Shocking! Blackouts hit US, Canada after powerful solar flare eruption, NASA satellite shows
The NASA Solar Dynamics Observatory spotted an M6-class solar flare eruption on the Sun. The strong ultraviolet radiation sparked a major radio blackout in North America that affected the US and Canada.
The coronal mass ejection (CME) that is racing to strike Earth tomorrow, July 13, is still on its way and it is likely to cause a terrifying solar storm. However, before that could hit, another solar menace has already struck the planet. On July 11, the NASA Solar Dynamics Observatory (SDO) detected a huge explosion on the northeastern limb of the Sun, which is believed to be a region where a new sunspot had emerged. The explosion produced a powerful M6-class solar flare eruption. The eruption was so strong that the ultraviolet radiation made its way to the Earth and sparked a radio blackout over North America. The majorly affected countries were the US and Canada.
According to a report by SpaceWeather.com, “A big new sunspot is emerging over the sun's northeastern limb, and it is crackling with solar flares. The strongest so far, an M6-class explosion on July 11th (1808 UT), saturated pixels in the telescope system onboard NASA's Solar Dynamics Observatory”.
It further added that the extreme ultraviolet flash resulted in ionizing the upper atmosphere of the atmosphere creating a radio blackout over North America and “doppler-shifting the frequency of America's WWV time-standard radio transmissions”.
Blackouts plague the Earth as another solar storm approaches
This week has been rather lively in terms of solar activity. The week began with a threat of an internet apocalypse which was quickly debunked. Soon after, a CME release was noted by NASA satellites and it is expected to hit on Thursday. Meanwhile, a new and rather unstable sunspot has entered the Earth's view and has already exploded once sparking a blackout.
Shortwave radio blackouts block low-frequency radio waves. This majorly affects GPS connectivity and radio transmission for aviators, drone controllers, mariners, and emergency workers. If the intensity of the solar flare is high, and consequently a strong ionization of the Earth's atmosphere occurs, it can even block mobile networks and interfere with satellite internet connectivity.
While the threat of blackouts is gone, now the Earth must brace itself for the incoming solar storm.

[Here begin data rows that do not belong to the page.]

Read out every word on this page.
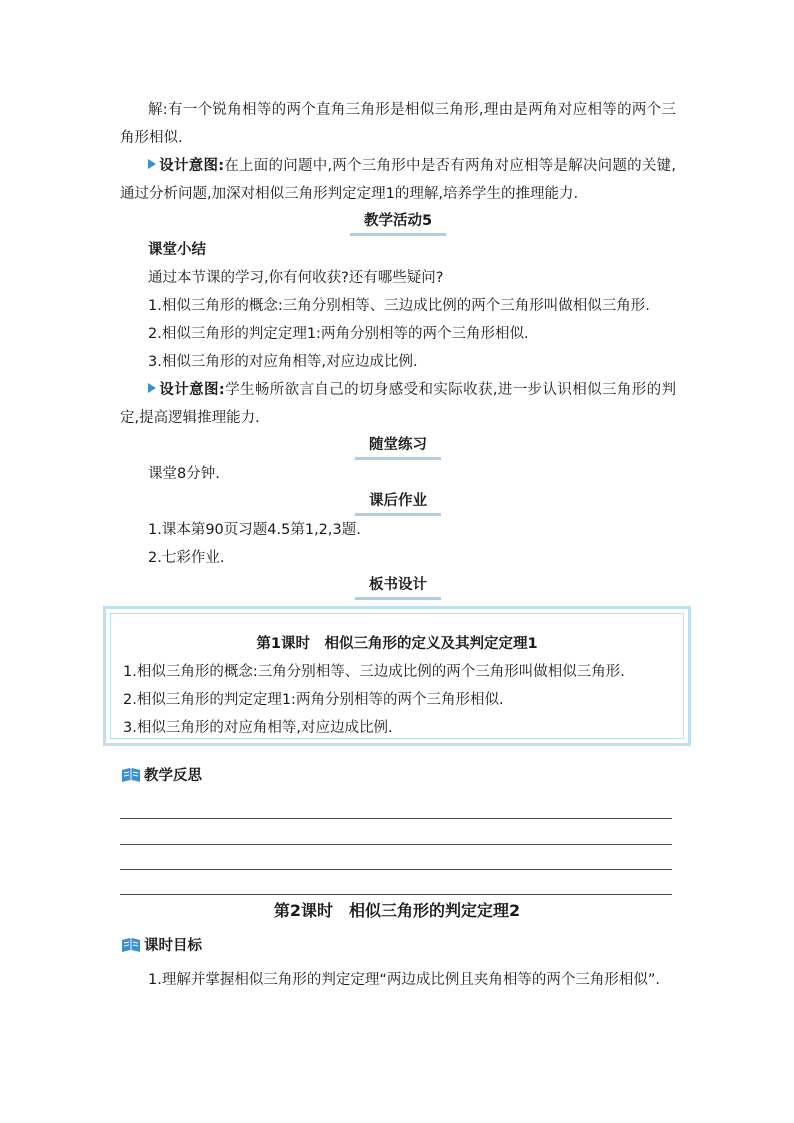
解:有一个锐角相等的两个直角三角形是相似三角形,理由是两角对应相等的两个三角形相似.

设计意图:在上面的问题中,两个三角形中是否有两角对应相等是解决问题的关键,通过分析问题,加深对相似三角形判定定理1的理解,培养学生的推理能力.

教学活动5

课堂小结

通过本节课的学习,你有何收获?还有哪些疑问?

1.相似三角形的概念:三角分别相等、三边成比例的两个三角形叫做相似三角形.

2.相似三角形的判定定理1:两角分别相等的两个三角形相似.

3.相似三角形的对应角相等,对应边成比例.

设计意图:学生畅所欲言自己的切身感受和实际收获,进一步认识相似三角形的判定,提高逻辑推理能力.

随堂练习

课堂8分钟.

课后作业

1.课本第90页习题4.5第1,2,3题.

2.七彩作业.

板书设计
第1课时　相似三角形的定义及其判定定理1
1.相似三角形的概念:三角分别相等、三边成比例的两个三角形叫做相似三角形.
2.相似三角形的判定定理1:两角分别相等的两个三角形相似.
3.相似三角形的对应角相等,对应边成比例.
教学反思
第2课时　相似三角形的判定定理2
课时目标

1.理解并掌握相似三角形的判定定理“两边成比例且夹角相等的两个三角形相似”.
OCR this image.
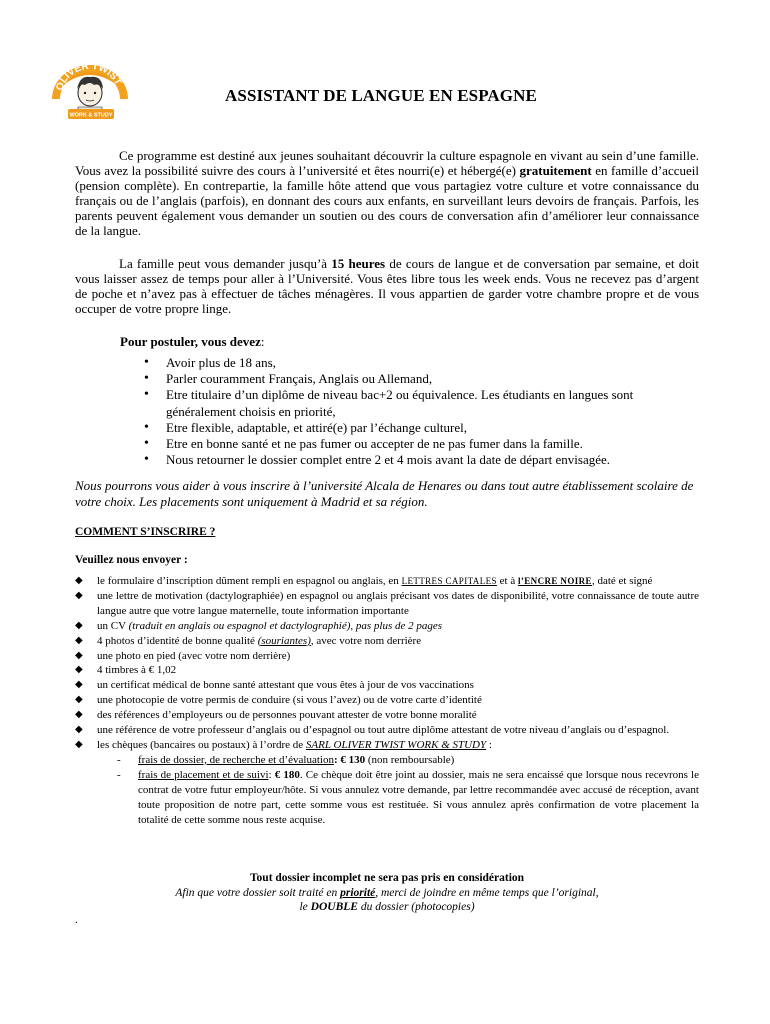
OLIVER TWIST
WORK & STUDY
ASSISTANT DE LANGUE EN ESPAGNE

Ce programme est destiné aux jeunes souhaitant découvrir la culture espagnole en vivant au sein d’une famille. Vous avez la possibilité suivre des cours à l’université et êtes nourri(e) et hébergé(e) gratuitement en famille d’accueil (pension complète). En contrepartie, la famille hôte attend que vous partagiez votre culture et votre connaissance du français ou de l’anglais (parfois), en donnant des cours aux enfants, en surveillant leurs devoirs de français. Parfois, les parents peuvent également vous demander un soutien ou des cours de conversation afin d’améliorer leur connaissance de la langue.

La famille peut vous demander jusqu’à 15 heures de cours de langue et de conversation par semaine, et doit vous laisser assez de temps pour aller à l’Université. Vous êtes libre tous les week ends. Vous ne recevez pas d’argent de poche et n’avez pas à effectuer de tâches ménagères. Il vous appartien de garder votre chambre propre et de vous occuper de votre propre linge.

Pour postuler, vous devez:

• Avoir plus de 18 ans,
• Parler couramment Français, Anglais ou Allemand,
• Etre titulaire d’un diplôme de niveau bac+2 ou équivalence. Les étudiants en langues sont généralement choisis en priorité,
• Etre flexible, adaptable, et attiré(e) par l’échange culturel,
• Etre en bonne santé et ne pas fumer ou accepter de ne pas fumer dans la famille.
• Nous retourner le dossier complet entre 2 et 4 mois avant la date de départ envisagée.

Nous pourrons vous aider à vous inscrire à l’université Alcala de Henares ou dans tout autre établissement scolaire de votre choix. Les placements sont uniquement à Madrid et sa région.

COMMENT S’INSCRIRE ?

Veuillez nous envoyer :

◆ le formulaire d’inscription dûment rempli en espagnol ou anglais, en LETTRES CAPITALES et à l’ENCRE NOIRE, daté et signé
◆ une lettre de motivation (dactylographiée) en espagnol ou anglais précisant vos dates de disponibilité, votre connaissance de toute autre langue autre que votre langue maternelle, toute information importante
◆ un CV (traduit en anglais ou espagnol et dactylographié), pas plus de 2 pages
◆ 4 photos d’identité de bonne qualité (souriantes), avec votre nom derrière
◆ une photo en pied (avec votre nom derrière)
◆ 4 timbres à € 1,02
◆ un certificat médical de bonne santé attestant que vous êtes à jour de vos vaccinations
◆ une photocopie de votre permis de conduire (si vous l’avez) ou de votre carte d’identité
◆ des références d’employeurs ou de personnes pouvant attester de votre bonne moralité
◆ une référence de votre professeur d’anglais ou d’espagnol ou tout autre diplôme attestant de votre niveau d’anglais ou d’espagnol.
◆ les chèques (bancaires ou postaux) à l’ordre de SARL OLIVER TWIST WORK & STUDY :
- frais de dossier, de recherche et d’évaluation: € 130 (non remboursable)
- frais de placement et de suivi: € 180. Ce chèque doit être joint au dossier, mais ne sera encaissé que lorsque nous recevrons le contrat de votre futur employeur/hôte. Si vous annulez votre demande, par lettre recommandée avec accusé de réception, avant toute proposition de notre part, cette somme vous est restituée. Si vous annulez après confirmation de votre placement la totalité de cette somme nous reste acquise.

Tout dossier incomplet ne sera pas pris en considération

Afin que votre dossier soit traité en priorité, merci de joindre en même temps que l’original,

le DOUBLE du dossier (photocopies)

.
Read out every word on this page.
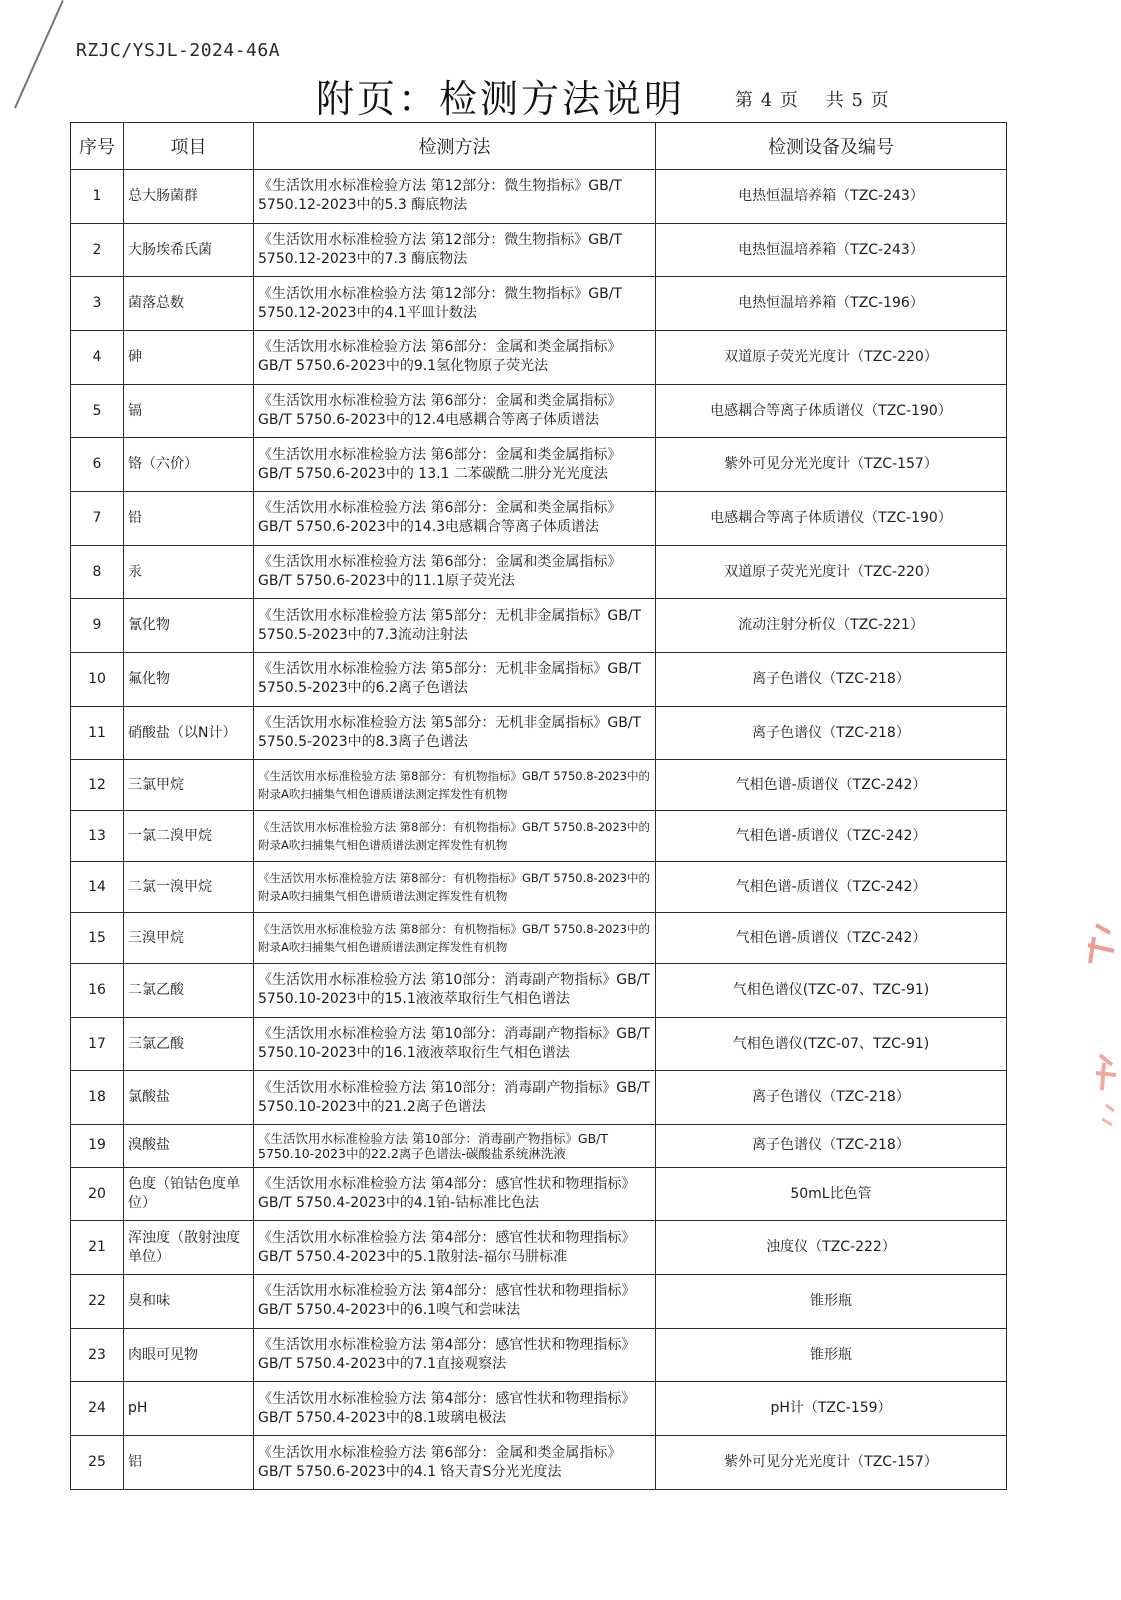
RZJC/YSJL-2024-46A
附页：检测方法说明	第 4 页    共 5 页
序号	项目	检测方法	检测设备及编号
1	总大肠菌群	《生活饮用水标准检验方法 第12部分：微生物指标》GB/T 5750.12-2023中的5.3 酶底物法	电热恒温培养箱（TZC-243）
2	大肠埃希氏菌	《生活饮用水标准检验方法 第12部分：微生物指标》GB/T 5750.12-2023中的7.3 酶底物法	电热恒温培养箱（TZC-243）
3	菌落总数	《生活饮用水标准检验方法 第12部分：微生物指标》GB/T 5750.12-2023中的4.1平皿计数法	电热恒温培养箱（TZC-196）
4	砷	《生活饮用水标准检验方法 第6部分：金属和类金属指标》GB/T 5750.6-2023中的9.1氢化物原子荧光法	双道原子荧光光度计（TZC-220）
5	镉	《生活饮用水标准检验方法 第6部分：金属和类金属指标》GB/T 5750.6-2023中的12.4电感耦合等离子体质谱法	电感耦合等离子体质谱仪（TZC-190）
6	铬（六价）	《生活饮用水标准检验方法 第6部分：金属和类金属指标》GB/T 5750.6-2023中的 13.1 二苯碳酰二肼分光光度法	紫外可见分光光度计（TZC-157）
7	铅	《生活饮用水标准检验方法 第6部分：金属和类金属指标》GB/T 5750.6-2023中的14.3电感耦合等离子体质谱法	电感耦合等离子体质谱仪（TZC-190）
8	汞	《生活饮用水标准检验方法 第6部分：金属和类金属指标》GB/T 5750.6-2023中的11.1原子荧光法	双道原子荧光光度计（TZC-220）
9	氰化物	《生活饮用水标准检验方法 第5部分：无机非金属指标》GB/T 5750.5-2023中的7.3流动注射法	流动注射分析仪（TZC-221）
10	氟化物	《生活饮用水标准检验方法 第5部分：无机非金属指标》GB/T 5750.5-2023中的6.2离子色谱法	离子色谱仪（TZC-218）
11	硝酸盐（以N计）	《生活饮用水标准检验方法 第5部分：无机非金属指标》GB/T 5750.5-2023中的8.3离子色谱法	离子色谱仪（TZC-218）
12	三氯甲烷	《生活饮用水标准检验方法 第8部分：有机物指标》GB/T 5750.8-2023中的附录A吹扫捕集气相色谱质谱法测定挥发性有机物	气相色谱-质谱仪（TZC-242）
13	一氯二溴甲烷	《生活饮用水标准检验方法 第8部分：有机物指标》GB/T 5750.8-2023中的附录A吹扫捕集气相色谱质谱法测定挥发性有机物	气相色谱-质谱仪（TZC-242）
14	二氯一溴甲烷	《生活饮用水标准检验方法 第8部分：有机物指标》GB/T 5750.8-2023中的附录A吹扫捕集气相色谱质谱法测定挥发性有机物	气相色谱-质谱仪（TZC-242）
15	三溴甲烷	《生活饮用水标准检验方法 第8部分：有机物指标》GB/T 5750.8-2023中的附录A吹扫捕集气相色谱质谱法测定挥发性有机物	气相色谱-质谱仪（TZC-242）
16	二氯乙酸	《生活饮用水标准检验方法 第10部分：消毒副产物指标》GB/T 5750.10-2023中的15.1液液萃取衍生气相色谱法	气相色谱仪(TZC-07、TZC-91)
17	三氯乙酸	《生活饮用水标准检验方法 第10部分：消毒副产物指标》GB/T 5750.10-2023中的16.1液液萃取衍生气相色谱法	气相色谱仪(TZC-07、TZC-91)
18	氯酸盐	《生活饮用水标准检验方法 第10部分：消毒副产物指标》GB/T 5750.10-2023中的21.2离子色谱法	离子色谱仪（TZC-218）
19	溴酸盐	《生活饮用水标准检验方法 第10部分：消毒副产物指标》GB/T 5750.10-2023中的22.2离子色谱法-碳酸盐系统淋洗液	离子色谱仪（TZC-218）
20	色度（铂钴色度单位）	《生活饮用水标准检验方法 第4部分：感官性状和物理指标》GB/T 5750.4-2023中的4.1铂-钴标准比色法	50mL比色管
21	浑浊度（散射浊度单位）	《生活饮用水标准检验方法 第4部分：感官性状和物理指标》GB/T 5750.4-2023中的5.1散射法-福尔马肼标准	浊度仪（TZC-222）
22	臭和味	《生活饮用水标准检验方法 第4部分：感官性状和物理指标》GB/T 5750.4-2023中的6.1嗅气和尝味法	锥形瓶
23	肉眼可见物	《生活饮用水标准检验方法 第4部分：感官性状和物理指标》GB/T 5750.4-2023中的7.1直接观察法	锥形瓶
24	pH	《生活饮用水标准检验方法 第4部分：感官性状和物理指标》GB/T 5750.4-2023中的8.1玻璃电极法	pH计（TZC-159）
25	铝	《生活饮用水标准检验方法 第6部分：金属和类金属指标》GB/T 5750.6-2023中的4.1 铬天青S分光光度法	紫外可见分光光度计（TZC-157）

How NASA Solar Dynamics Observatory monitors solar activity
The NASA Solar Dynamics Observatory (SDO) carries a full suite of instruments to observe the Sun and has been doing so since 2010. It uses three very crucial instruments to collect data from various solar activities. They include Helioseismic and Magnetic Imager (HMI) which takes high-resolution measurements of the longitudinal and vector magnetic field over the entire visible solar disk, Extreme Ultraviolet Variability Experiment (EVE) which measures the Sun's extreme ultraviolet irradiance and Atmospheric Imaging Assembly (AIA) which provides continuous full-disk observations of the solar chromosphere and corona in seven extreme ultraviolet (EUV) channels.